Half a League ≠ A Full League

Something that I noticed has been a major theme in many (if not all the books) has been the worth behind the war, or rather, the lack thereof. I think we saw this especially on page 24 of the Borden text. On that page the General is speaking all about how these men will die before they ever so much as get the chance to return home. Much like how all sides knew before Nov. 11, 1918, that the war would end, it seems as though the deaths of these men is worthless. That any aspect of this war up until this point in the texts we’ve read and so on has been worthless, and it was this worthlessness that reminded me of the Tennyson poem The Charge of the Light Brigade.

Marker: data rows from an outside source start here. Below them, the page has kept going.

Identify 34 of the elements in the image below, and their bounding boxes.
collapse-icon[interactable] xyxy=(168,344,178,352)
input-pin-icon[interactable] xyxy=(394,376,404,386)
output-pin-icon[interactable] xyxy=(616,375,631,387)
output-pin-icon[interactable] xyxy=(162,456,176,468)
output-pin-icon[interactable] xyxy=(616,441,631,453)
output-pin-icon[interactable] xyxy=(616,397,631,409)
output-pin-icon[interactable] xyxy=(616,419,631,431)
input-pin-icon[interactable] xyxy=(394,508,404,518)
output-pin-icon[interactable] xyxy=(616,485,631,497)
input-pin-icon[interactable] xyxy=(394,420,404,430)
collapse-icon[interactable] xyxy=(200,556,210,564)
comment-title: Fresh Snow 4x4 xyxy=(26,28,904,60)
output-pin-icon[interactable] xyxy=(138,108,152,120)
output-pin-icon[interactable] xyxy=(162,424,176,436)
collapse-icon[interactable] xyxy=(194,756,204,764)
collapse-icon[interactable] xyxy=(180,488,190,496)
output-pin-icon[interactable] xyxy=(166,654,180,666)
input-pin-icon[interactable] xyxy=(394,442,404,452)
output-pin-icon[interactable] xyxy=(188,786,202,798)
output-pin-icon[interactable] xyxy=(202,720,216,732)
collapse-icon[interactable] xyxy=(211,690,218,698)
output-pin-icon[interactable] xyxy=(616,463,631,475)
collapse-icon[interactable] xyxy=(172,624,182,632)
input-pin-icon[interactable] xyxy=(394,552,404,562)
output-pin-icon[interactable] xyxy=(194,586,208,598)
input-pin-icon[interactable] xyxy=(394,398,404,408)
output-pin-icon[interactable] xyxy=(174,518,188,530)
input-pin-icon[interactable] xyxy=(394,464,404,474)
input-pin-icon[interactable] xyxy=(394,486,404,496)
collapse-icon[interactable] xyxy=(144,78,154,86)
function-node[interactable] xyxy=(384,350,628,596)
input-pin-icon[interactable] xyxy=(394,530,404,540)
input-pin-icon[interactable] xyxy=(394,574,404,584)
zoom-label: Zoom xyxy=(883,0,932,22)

I’ll include the first part of the poem below:

I
Half a league, half a league,
Half a league onward,
All in the valley of Death
   Rode the six hundred.
“Forward, the Light Brigade!
Charge for the guns!” he said.
Into the valley of Death
   Rode the six hundred.
II
“Forward, the Light Brigade!”
Was there a man dismayed?
Not though the soldier knew
   Someone had blundered.
   Theirs not to make reply,
   Theirs not to reason why,
   Theirs but to do and die.
   Into the valley of Death
   Rode the six hundred.
III
Cannon to right of them,
Cannon to left of them,
Cannon in front of them
   Volleyed and thundered;
Stormed at with shot and shell,
Boldly they rode and well,
Into the jaws of Death,
Into the mouth of hell
   Rode the six hundred.
In The Charge of the Light Brigade, the 600 know they are going to die (much like the men the General is speaking to), yet they go on into battle anyway. In daily life, if we know we can prevent an unfavorable result of something, we make ample effort to avoid that outcome. However, in both the text and the poem, the men being described know that they will die and that in the end their actions will be worthless if the war continues (as it often does because aren’t all wars a continuance of previously unresolved conflict?).
I wonder how these men kept their sanity and continually pushed forwards into dangerous and fatal situations knowing full well the outcomes. Was it drilled into these people that because they will die in favor of their country, their country will advance in the war?
Personally, I believe that half a league ≠ a full league and death counts do not measure the success of a war.